Na Vila Gilda, quase 5 mil famílias sem água e esgoto tratados
Foto: Alberto Marques, publicada com a matéria
Segunda-feira, 21 de Fevereiro de 2005, 06:56
FAVELAS
À espera de uma casa
Enquanto sofrem com as condições insalubres nos barracos das áreas mais carentes da Cidade, famílias testemunham a proliferação dessas moradias e cobram projetos de reurbanização
Fabiana Honorato
Da Reportagem
Prestes a dar à luz o quinto filho, Soledade Alves da Silva, de 25 anos, espera pelo dia em que trocará o barraco sobre palafitas que habita há 13 anos, no
Dique da Vila Gilda, por uma residência digna.
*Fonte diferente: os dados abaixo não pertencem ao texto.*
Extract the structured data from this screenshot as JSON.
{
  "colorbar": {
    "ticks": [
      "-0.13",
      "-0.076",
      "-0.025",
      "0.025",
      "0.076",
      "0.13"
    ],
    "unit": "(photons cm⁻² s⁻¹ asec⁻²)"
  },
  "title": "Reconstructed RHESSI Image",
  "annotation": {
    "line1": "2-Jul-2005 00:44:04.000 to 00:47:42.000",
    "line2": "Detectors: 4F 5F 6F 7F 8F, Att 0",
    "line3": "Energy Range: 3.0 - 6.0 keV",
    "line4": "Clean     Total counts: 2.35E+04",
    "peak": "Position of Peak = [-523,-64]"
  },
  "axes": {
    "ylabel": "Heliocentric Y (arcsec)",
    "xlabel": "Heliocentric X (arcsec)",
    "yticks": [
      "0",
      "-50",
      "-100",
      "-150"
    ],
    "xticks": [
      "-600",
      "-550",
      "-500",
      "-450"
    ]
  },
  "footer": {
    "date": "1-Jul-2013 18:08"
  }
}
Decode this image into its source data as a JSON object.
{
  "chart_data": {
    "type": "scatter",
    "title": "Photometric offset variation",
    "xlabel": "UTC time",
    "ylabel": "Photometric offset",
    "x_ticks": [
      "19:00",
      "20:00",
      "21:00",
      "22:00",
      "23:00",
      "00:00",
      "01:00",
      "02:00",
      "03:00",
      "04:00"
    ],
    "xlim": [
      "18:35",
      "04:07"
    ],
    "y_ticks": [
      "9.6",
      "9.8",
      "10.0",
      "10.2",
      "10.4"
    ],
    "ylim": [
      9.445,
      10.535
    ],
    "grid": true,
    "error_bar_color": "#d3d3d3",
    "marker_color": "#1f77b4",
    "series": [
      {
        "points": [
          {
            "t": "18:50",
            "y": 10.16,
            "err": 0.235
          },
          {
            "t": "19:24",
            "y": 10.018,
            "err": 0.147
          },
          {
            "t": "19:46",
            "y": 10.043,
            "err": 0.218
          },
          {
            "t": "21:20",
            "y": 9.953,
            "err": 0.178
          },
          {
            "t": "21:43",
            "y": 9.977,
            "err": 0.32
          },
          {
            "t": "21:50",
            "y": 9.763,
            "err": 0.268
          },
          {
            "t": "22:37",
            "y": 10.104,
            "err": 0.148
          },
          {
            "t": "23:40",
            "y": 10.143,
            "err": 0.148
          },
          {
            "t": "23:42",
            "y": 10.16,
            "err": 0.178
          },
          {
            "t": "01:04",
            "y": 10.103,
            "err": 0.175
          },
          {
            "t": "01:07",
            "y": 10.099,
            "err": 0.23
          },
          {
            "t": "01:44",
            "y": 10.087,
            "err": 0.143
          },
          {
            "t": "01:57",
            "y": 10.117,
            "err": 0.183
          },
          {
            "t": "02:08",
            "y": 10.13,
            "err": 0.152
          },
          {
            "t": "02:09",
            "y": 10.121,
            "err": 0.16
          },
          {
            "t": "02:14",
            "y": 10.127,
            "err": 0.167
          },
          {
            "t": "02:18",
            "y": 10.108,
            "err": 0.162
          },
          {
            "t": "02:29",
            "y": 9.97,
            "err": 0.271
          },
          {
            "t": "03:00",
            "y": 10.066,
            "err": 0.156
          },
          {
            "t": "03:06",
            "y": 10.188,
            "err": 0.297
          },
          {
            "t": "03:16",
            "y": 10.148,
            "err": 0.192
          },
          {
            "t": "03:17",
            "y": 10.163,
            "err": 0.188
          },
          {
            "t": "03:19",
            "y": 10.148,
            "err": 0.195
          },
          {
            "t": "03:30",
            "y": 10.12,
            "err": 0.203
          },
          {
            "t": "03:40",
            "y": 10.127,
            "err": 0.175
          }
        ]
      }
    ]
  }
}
Enquanto isso não acontece, ela e outros moradores de favelas da Cidade presenciam a proliferação dessas moradias precárias e sofrem com as condições de vida desses locais.
O assunto foi tema de matéria publicada no último dia 13 em A Tribuna, onde informações da Cohab davam conta de que "a meta do Governo (João Paulo Tavares)
Papa é retomar o extinto programa de congelamento de favelas".
A medida é ainda mais esperada pelos moradores de regiões que concentram essas habitações, tanto os que viram as favelas surgirem quanto os que estão há pouco tempo nesses locais.
Precariedade |
"Eu tomo banho usando roupa, vê se isso é possível?"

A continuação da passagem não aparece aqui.